Shortly after Gauteng Provincial Legislature Speaker Ntombi Mekgwe officially opened the event in Randfontein on the West Rand, EFF MPLs stood up and asked that she allow them the platform to have a debate about the Esidimeni matter on an urgent basis, before Makhura's address got underway.
They said the rule of freedom of expression allowed them to bring the motion.
Mekgwe rejected the motion and said the debate on the Esidimeni tragedy had been tabled and would be debated at the date which had been agreed upon.
As he took to the podium to begin his address, Makhura asked the packed hall to acknowledge the presence of some of the members of the Esidimeni families' committee.
He said the province was working closely with the families in implementing the remedial action outlined in Health Ombudsperson Professor Malegapuru Makgoba's report, which was released earlier this month.
Makhura said his department and the families had held a healing session in Pretoria at the weekend, where families were given the platform to vent and address both Makhura and Health Minister Aaron Motsoaledi.
Among the matters raised by the families was the plea that the deaths of their loved ones not be turned into a political matter.
"At the healing ceremony, families made an impassioned plea that as we mourn the tragic death of the mental health patients and take decisive corrective action, politicians and political parties must be advised not to use this tragedy as a political football because this prolongs their pain and anguish.
"I hereby appeal to this House to honour the wishes of the families. This is my humble appeal," Makhura said.
He reiterated his "deep regret and profuse apology" for the deaths and repeated his previous statement of implementing all the recommendations in consultation with the families and a team of mental health experts appointed by Motsoaledi to assist.
"I will spend the remainder of my term over the next two years, to ensure that there is restorative justice and healing for the families and take every executive action possible to restore confidence in our public health system," Makhura said.
There have been multiple calls for Makhura to step down as Premier for his role in the deaths of the patients. This after claims by the DA that he ignored repeated warnings and pleas to take decisive action against the moving of the patients by the then-Health MEC Qedani Mahlangu and her department from Life Esidimeni to 27 unlicensed NGOs.
"I would like to state categorically that the decision to transfer Life Esidimeni mental health patients to NGOs was not made in consultation with the provincial executive council," Makhura said on Monday.
"The executive council and I would have never approved a plan to outsource mental health, a primary responsibility of the state to care for the vulnerable in society, to NGOs.
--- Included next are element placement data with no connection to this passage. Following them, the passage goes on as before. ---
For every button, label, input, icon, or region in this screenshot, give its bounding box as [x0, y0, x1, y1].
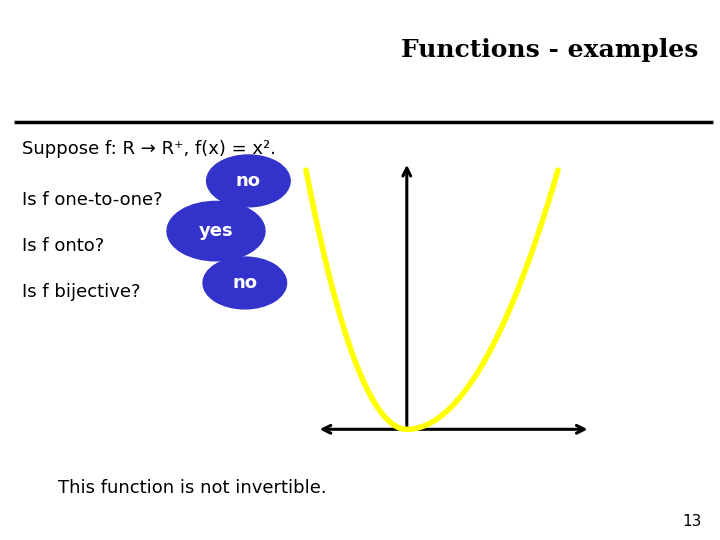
- Text: Is f bijective?: Is f bijective?: [22, 282, 140, 301]
- Text: Is f one-to-one?: Is f one-to-one?: [22, 191, 162, 209]
- Ellipse shape: [167, 201, 265, 261]
- Text: Is f onto?: Is f onto?: [22, 237, 104, 255]
- Text: 13: 13: [683, 514, 702, 529]
- Text: Suppose f: R → R⁺, f(x) = x².: Suppose f: R → R⁺, f(x) = x².: [22, 140, 276, 158]
- Text: no: no: [236, 172, 261, 190]
- Text: Functions - examples: Functions - examples: [401, 38, 698, 62]
- Ellipse shape: [207, 155, 290, 207]
- Text: yes: yes: [199, 222, 233, 240]
- Ellipse shape: [203, 257, 287, 309]
- Text: no: no: [233, 274, 257, 292]
- Text: This function is not invertible.: This function is not invertible.: [58, 479, 326, 497]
What is even worse is the fact that such NGOs didn't meet appropriate standards and legal prescripts."
He said Mahlangu and her department had repeatedly claimed that there were enough beds in the public healthcare facilities due to the number of new hospitals and community health centres in the province.
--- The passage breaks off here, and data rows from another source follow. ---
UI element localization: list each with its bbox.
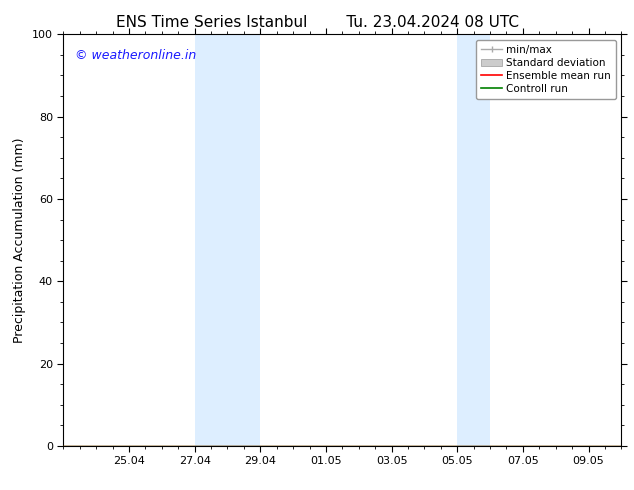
- Bar: [457, 34, 490, 446]
- Legend: min/max, Standard deviation, Ensemble mean run, Controll run: min/max, Standard deviation, Ensemble me…: [476, 40, 616, 99]
- Text: ENS Time Series Istanbul        Tu. 23.04.2024 08 UTC: ENS Time Series Istanbul Tu. 23.04.2024 …: [115, 15, 519, 30]
- Y-axis label: Precipitation Accumulation (mm): Precipitation Accumulation (mm): [13, 137, 27, 343]
- Text: © weatheronline.in: © weatheronline.in: [75, 49, 196, 62]
- Bar: [195, 34, 261, 446]
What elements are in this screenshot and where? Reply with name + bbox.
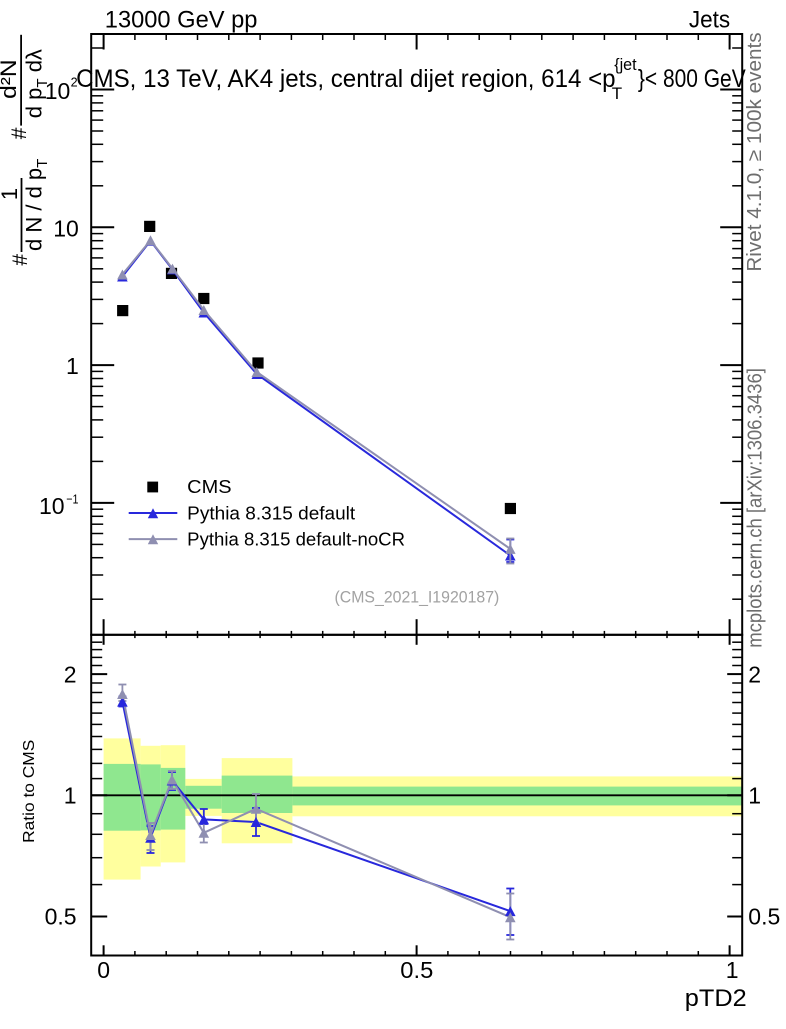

The provincial executive council did not interfere in the appointment or retention of service providers by departments as this was against the law, he said.
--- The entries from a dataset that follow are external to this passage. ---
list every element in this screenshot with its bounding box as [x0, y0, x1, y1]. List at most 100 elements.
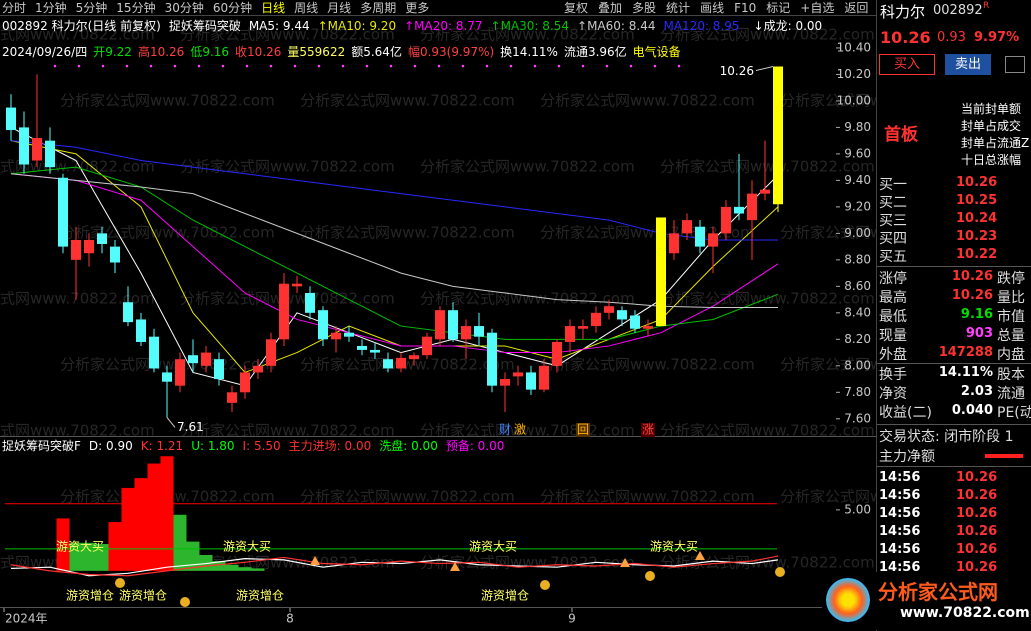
x-tick-label: 2024年: [5, 612, 48, 626]
tool-button[interactable]: 统计: [666, 1, 691, 15]
menu-button[interactable]: [1005, 56, 1025, 73]
stat-value: 14.11%: [938, 365, 993, 380]
period-tab[interactable]: 日线: [261, 1, 286, 15]
candle-body: [84, 239, 94, 254]
watermark: 分析家公式网www.70822.com: [540, 356, 755, 374]
candle-body: [214, 359, 224, 380]
seal-label: 封单占成交: [961, 119, 1022, 133]
tool-button[interactable]: F10: [734, 0, 757, 15]
board-tag: 首板: [884, 125, 918, 145]
signal-annotation: 游资大买: [56, 540, 104, 554]
tool-button[interactable]: 画线: [700, 1, 725, 15]
ma-line: [10, 166, 779, 340]
info-item: 低9.16: [190, 45, 230, 59]
period-tab[interactable]: 分时: [2, 1, 27, 15]
ma-legend: MA5: 9.44: [248, 18, 310, 33]
candle-body: [201, 352, 211, 366]
ma-line: [10, 173, 778, 309]
info-item: 高10.26: [137, 45, 185, 59]
tool-button[interactable]: +自选: [800, 1, 835, 15]
candle-body: [721, 206, 731, 234]
candle-body: [773, 66, 783, 205]
candle-body: [383, 359, 393, 369]
indicator-bar: [225, 564, 239, 571]
signal-dot: [677, 64, 681, 68]
signal-annotation: 游资增仓: [66, 589, 114, 603]
candle-body: [45, 140, 55, 168]
indicator-line: [10, 555, 779, 577]
stat-label: PE(动): [997, 405, 1031, 421]
candle-body: [318, 310, 328, 340]
buy-button[interactable]: 买入: [879, 54, 935, 75]
indicator-title: 捉妖筹码突破F: [2, 439, 81, 453]
candle-body: [604, 306, 614, 313]
period-tab[interactable]: 更多: [405, 1, 430, 15]
tool-button[interactable]: 叠加: [598, 1, 623, 15]
candle-body: [110, 246, 120, 263]
stat-label: 内盘: [997, 347, 1025, 363]
stat-label: 量比: [997, 290, 1025, 306]
info-item: 额5.64亿: [351, 45, 402, 59]
signal-dot: [293, 64, 297, 68]
period-tab[interactable]: 30分钟: [164, 1, 204, 15]
period-tab[interactable]: 月线: [327, 1, 352, 15]
candle-body: [331, 332, 341, 340]
tool-button[interactable]: 标记: [766, 1, 791, 15]
watermark: 分析家公式网www.70822.com: [420, 554, 635, 572]
info-line: 2024/09/26/四 开9.22 高10.26 低9.16 收10.26 量55962…: [2, 44, 681, 59]
stat-label: 股本: [997, 367, 1025, 383]
separator: [877, 466, 1031, 467]
signal-dot: [149, 64, 153, 68]
period-tab[interactable]: 15分钟: [116, 1, 156, 15]
sell-button[interactable]: 卖出: [945, 54, 991, 75]
candle-body: [136, 319, 146, 342]
hand-icon: [450, 562, 460, 571]
stat-value: 147288: [938, 345, 993, 360]
tick-time: 14:56: [879, 560, 921, 575]
formula[interactable]: 捉妖筹码突破: [168, 19, 241, 33]
tick-time: 14:56: [879, 542, 921, 557]
period-tab[interactable]: 5分钟: [75, 1, 108, 15]
tick-price: 10.26: [956, 542, 998, 557]
y-tick-label: 8.80: [844, 252, 871, 266]
period-tab[interactable]: 多周期: [360, 1, 397, 15]
candle-body: [370, 349, 380, 353]
pointer: [166, 417, 176, 428]
money-icon: [115, 578, 125, 588]
tick-price: 10.26: [956, 470, 998, 485]
watermark: 分析家公式网www.70822.com: [660, 26, 875, 44]
watermark: 分析家公式网www.70822.com: [420, 290, 635, 308]
signal-annotation: 游资增仓: [236, 589, 284, 603]
separator: [877, 424, 1031, 425]
candle-body: [188, 355, 198, 364]
candle-body: [591, 312, 601, 327]
stock-flag: R: [983, 1, 990, 11]
candle-body: [422, 336, 432, 356]
money-icon: [180, 597, 190, 607]
watermark: 分析家公式网www.70822.com: [180, 422, 395, 440]
stat-label: 换手: [879, 367, 907, 383]
y-tick-label: 9.80: [844, 120, 871, 134]
period-tab[interactable]: 周线: [294, 1, 319, 15]
signal-dot: [629, 64, 633, 68]
tool-bar: 复权 叠加 多股 统计 画线 F10 标记 +自选 返回: [564, 0, 869, 16]
stat-label: 总量: [997, 328, 1025, 344]
y-tick-label: 7.60: [844, 411, 871, 425]
bid-price: 10.23: [956, 229, 998, 244]
candle-body: [240, 372, 250, 393]
watermark: 分析家公式网www.70822.com: [60, 92, 275, 110]
logo-icon: [826, 578, 870, 622]
signal-dot: [269, 64, 273, 68]
signal-annotation: 游资大买: [223, 540, 271, 554]
net-bar: [985, 454, 1023, 458]
bid-price: 10.22: [956, 247, 998, 262]
tool-button[interactable]: 返回: [844, 1, 869, 15]
signal-dot: [461, 64, 465, 68]
period-tab[interactable]: 1分钟: [35, 1, 67, 15]
trade-status: 交易状态: 闭市阶段 1: [879, 429, 1014, 445]
watermark: 分析家公式网www.70822.com: [300, 224, 515, 242]
stock-name: 科力尔: [880, 3, 926, 21]
period-tab[interactable]: 60分钟: [212, 1, 253, 15]
tool-button[interactable]: 复权: [564, 1, 589, 15]
tool-button[interactable]: 多股: [632, 1, 657, 15]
He said he had always told MECs and HODs reviewing contracts with service providers that they should never compromise service delivery, especially for the most vulnerable groups which depend entirely on the state for their wellbeing.
"Cost considerations can never override the imperative of the quality of care," he said.
Moving the patients from Life Esidimeni to those NGOs had done just that, he said.
"At the very least, the department should have placed all patients in public health facilities or retained the services of private facilities in case there was no sufficient space in the public sector.
"As the head of government, I am deeply aggrieved by the extent to which those responsible for this tragic and ill-fated transfer of patients to unlawfully operating NGOs, have tried to hide the facts from me, the minister of health and the health ombud," he said.
Makhura said that following the healing session with the families at Freedom Park on Saturday, it was agreed that memorial stones would be erected at the park to honour those who had passed on.
A "wide-ranging" inspection and condition assessment would also be held at all centres of care that treated the elderly, people with disabilities, and children. This would be done for centres operated by the public, private or NGO sectors, he said.
"It is our responsibility as the state to care for the weak. Every institution that provides services to the most vulnerable must meet appropriate standards. We cannot wait for another tragedy before we take wide-ranging action," Makhura said.